Les réponses aux objections des patients doivent toujours être planifiées et même, attendues. 80 % des objections des patients font, en général, partie des catégories suivantes :

  • Le montant des honoraires,
  • La réputation du praticien et son expérience,
  • La durée du traitement,
  • La douleur,
  • La prothèse, fixe ou mobile,
  • L’efficacité du traitement et le résultat final,
  • La qualité du service rendu,
  • La concurrence.

En préparant à l’avance vos réponses à ces objections, vous pouvez minimiser votre vulnérabilité aux refus des patients et élever ainsi le niveau de confiance en vous.

Comment faire face aux objections des patients ?

Ecoutez attentivement les objections, inquiétudes et réticences des patients

Leur inquiétude est-elle justifiée ? Cela concerne-t-il un élément important pour le patient ? Est-ce que l’objection concerne un problème réel ou est-ce simplement un problème perçu par le patient ou une peur qu’il projette ? Si l’objection est réelle, répondez promptement. Si elle est due à une mauvaise appréhension du problème à régler, il faut éliminer cette objection en y répondant clairement.

Montrez de l’empathie

Partagez les inquiétudes de vos patients.
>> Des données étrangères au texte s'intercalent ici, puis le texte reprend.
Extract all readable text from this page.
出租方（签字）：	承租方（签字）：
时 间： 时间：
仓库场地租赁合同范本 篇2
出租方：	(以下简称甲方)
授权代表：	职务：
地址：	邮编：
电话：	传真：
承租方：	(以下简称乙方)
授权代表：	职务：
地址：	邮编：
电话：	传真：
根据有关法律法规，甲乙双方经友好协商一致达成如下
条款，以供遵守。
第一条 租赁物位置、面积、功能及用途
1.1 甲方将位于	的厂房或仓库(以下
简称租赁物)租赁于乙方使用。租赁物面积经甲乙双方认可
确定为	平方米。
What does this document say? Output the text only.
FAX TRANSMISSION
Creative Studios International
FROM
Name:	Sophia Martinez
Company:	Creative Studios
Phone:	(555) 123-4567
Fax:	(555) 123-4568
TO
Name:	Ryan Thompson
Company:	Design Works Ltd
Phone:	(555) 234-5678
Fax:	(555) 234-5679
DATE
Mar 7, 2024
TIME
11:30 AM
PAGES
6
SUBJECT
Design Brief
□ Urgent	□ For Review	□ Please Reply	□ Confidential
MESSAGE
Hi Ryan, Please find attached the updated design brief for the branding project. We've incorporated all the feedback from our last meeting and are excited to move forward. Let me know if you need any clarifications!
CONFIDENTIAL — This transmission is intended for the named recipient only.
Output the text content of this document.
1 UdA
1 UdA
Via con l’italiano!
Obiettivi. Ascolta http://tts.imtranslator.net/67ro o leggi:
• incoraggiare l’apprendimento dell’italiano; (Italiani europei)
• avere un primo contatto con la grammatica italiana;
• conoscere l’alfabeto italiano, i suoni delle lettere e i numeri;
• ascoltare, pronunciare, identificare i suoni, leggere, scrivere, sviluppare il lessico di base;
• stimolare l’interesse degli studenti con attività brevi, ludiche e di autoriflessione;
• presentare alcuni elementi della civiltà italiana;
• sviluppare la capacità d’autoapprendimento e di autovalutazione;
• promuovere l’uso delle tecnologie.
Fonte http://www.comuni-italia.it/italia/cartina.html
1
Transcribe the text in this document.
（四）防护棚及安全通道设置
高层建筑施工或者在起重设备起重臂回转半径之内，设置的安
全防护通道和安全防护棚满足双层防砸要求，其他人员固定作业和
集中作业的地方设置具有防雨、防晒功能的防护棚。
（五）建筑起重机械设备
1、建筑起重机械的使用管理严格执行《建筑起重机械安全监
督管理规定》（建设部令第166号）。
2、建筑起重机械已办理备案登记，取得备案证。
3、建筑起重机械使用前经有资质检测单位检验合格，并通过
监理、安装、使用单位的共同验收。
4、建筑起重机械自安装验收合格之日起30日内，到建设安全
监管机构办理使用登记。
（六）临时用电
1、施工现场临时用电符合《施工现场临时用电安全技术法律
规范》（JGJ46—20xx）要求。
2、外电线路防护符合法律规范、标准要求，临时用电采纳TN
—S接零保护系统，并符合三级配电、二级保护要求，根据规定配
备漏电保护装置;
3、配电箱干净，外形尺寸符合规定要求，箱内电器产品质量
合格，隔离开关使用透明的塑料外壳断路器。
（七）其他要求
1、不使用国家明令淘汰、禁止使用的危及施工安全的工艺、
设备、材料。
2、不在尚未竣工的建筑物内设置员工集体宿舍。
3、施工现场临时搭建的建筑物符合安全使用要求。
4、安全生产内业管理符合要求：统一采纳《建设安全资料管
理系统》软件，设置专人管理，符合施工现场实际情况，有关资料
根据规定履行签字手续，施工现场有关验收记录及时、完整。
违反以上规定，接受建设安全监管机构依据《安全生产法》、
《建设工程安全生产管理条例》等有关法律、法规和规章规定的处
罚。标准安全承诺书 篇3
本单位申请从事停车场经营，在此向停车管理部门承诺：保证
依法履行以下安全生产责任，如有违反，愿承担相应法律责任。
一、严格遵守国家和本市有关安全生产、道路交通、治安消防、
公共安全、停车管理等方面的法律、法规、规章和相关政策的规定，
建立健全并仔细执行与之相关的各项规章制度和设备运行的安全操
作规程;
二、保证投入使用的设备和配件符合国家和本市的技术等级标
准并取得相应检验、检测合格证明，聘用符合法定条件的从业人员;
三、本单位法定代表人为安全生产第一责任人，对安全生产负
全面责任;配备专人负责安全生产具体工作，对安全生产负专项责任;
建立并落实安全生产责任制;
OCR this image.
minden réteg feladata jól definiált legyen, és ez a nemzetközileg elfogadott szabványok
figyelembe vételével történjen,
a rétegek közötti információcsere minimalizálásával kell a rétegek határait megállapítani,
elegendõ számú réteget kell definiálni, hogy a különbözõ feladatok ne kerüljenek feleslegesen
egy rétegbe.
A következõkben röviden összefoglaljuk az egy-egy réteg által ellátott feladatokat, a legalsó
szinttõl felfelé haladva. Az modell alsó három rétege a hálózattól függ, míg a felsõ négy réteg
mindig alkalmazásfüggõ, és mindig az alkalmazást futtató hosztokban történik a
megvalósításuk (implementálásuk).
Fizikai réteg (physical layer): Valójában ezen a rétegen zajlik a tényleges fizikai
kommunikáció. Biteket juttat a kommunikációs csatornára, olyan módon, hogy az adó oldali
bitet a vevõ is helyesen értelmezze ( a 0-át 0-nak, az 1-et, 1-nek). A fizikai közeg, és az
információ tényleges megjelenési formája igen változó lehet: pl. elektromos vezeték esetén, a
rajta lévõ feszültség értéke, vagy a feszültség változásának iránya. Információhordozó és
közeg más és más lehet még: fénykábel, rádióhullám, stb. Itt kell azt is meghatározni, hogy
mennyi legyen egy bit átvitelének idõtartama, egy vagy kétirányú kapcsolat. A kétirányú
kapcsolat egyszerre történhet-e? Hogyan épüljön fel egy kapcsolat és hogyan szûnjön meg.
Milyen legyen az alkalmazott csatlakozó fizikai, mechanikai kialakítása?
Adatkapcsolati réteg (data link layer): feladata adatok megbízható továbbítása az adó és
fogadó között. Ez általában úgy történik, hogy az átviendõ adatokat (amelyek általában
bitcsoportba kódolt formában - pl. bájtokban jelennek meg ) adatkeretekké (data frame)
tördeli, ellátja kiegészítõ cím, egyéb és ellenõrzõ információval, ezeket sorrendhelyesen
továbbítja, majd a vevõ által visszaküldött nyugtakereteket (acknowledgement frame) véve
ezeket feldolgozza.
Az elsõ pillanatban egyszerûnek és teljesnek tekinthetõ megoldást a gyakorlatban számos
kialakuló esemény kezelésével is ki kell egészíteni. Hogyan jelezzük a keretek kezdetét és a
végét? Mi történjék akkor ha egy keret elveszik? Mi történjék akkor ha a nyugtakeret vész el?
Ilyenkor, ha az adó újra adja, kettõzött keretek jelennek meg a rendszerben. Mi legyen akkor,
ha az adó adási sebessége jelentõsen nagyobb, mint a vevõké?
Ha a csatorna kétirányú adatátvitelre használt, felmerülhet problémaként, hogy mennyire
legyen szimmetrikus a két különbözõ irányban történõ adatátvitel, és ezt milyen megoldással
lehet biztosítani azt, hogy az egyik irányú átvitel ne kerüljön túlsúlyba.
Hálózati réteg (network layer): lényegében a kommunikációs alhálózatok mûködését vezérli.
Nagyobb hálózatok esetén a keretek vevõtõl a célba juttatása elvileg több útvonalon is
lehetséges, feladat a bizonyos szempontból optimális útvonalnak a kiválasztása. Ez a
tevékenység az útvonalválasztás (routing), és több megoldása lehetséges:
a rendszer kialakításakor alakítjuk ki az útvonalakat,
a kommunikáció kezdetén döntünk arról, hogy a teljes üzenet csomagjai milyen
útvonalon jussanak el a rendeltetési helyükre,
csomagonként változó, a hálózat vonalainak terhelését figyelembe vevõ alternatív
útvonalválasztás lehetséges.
Une attitude empathique prouve votre compréhension et votre compassion. Cela ne veut pas dire votre accord ou votre sympathie. L’empathie consiste à comprendre son patient mais pas obligatoirement à être d’accord avec lui.

Pensez à l’objection suivante ainsi qu’à sa réponse :

Le patient : « Docteur, j’ai bien peur que le montant des honoraires pour ce traitement ne soit un petit peu trop élevé pour nous. »
Le praticien : « Je comprends, il vous paraît élevé (empathie), il faut savoir que… » ou encore « Je comprends, il s’agit d’un investissement… » Le praticien doit identifier alors les caractéristiques, les avantages et les bénéfices du traitement puis les présenter à ce moment là au patient. Pour répondre à une objection, il ne faut surtout pas se bloquer (s’opposer).

Exemple :

« Madame Martin, je comprends ce que vous ressentez. » ou « Madame Martin, je vois que vous avez très bien saisi notre démarche. Je pense pouvoir répondre à votre remarque… »
Au lieu de résister, vous avez maintenant établi une relation basée sur la coopération. Evitez d’utiliser les mots « mais » ou « cependant » lorsque vous répondez à l’une des objections d’un patient. Ces mots ont tendance à dévaloriser le discours les précédant et à placer une barrière entre le praticien et le patient. Si vous devez utiliser une conjonction, utilisez le terme « ET » qui est beaucoup moins conflictuel.

Préparez-vous à un refus, mais restez empathique

Faites référence à un autre patient qui a déjà eu une expérience similaire et qui a bénéficié des avantages d’un traitement.

« Madame Martin, je comprends que vous vous posiez la question. D’ailleurs, il est parfois arrivé que certains patients aient eu au départ le sentiment que l’investissement était important, c’est pourquoi notre cabinet propose des ententes financières. »

Transformez l’objection en question

« Madame Martin, êtes-vous inquiète (empathie) car vous trouvez que les honoraires sont trop élevés ou parce que vous trouvez que vous n’avez pas eu suffisamment d’informations pour justifier l’investissement ? »

Ce qui était présenté par le patient comme un état de fait (trop cher) est dorénavant ouvert à d’autres questions, interprétations et négociations. Il est important de commencer à répondre aux objections justifiées.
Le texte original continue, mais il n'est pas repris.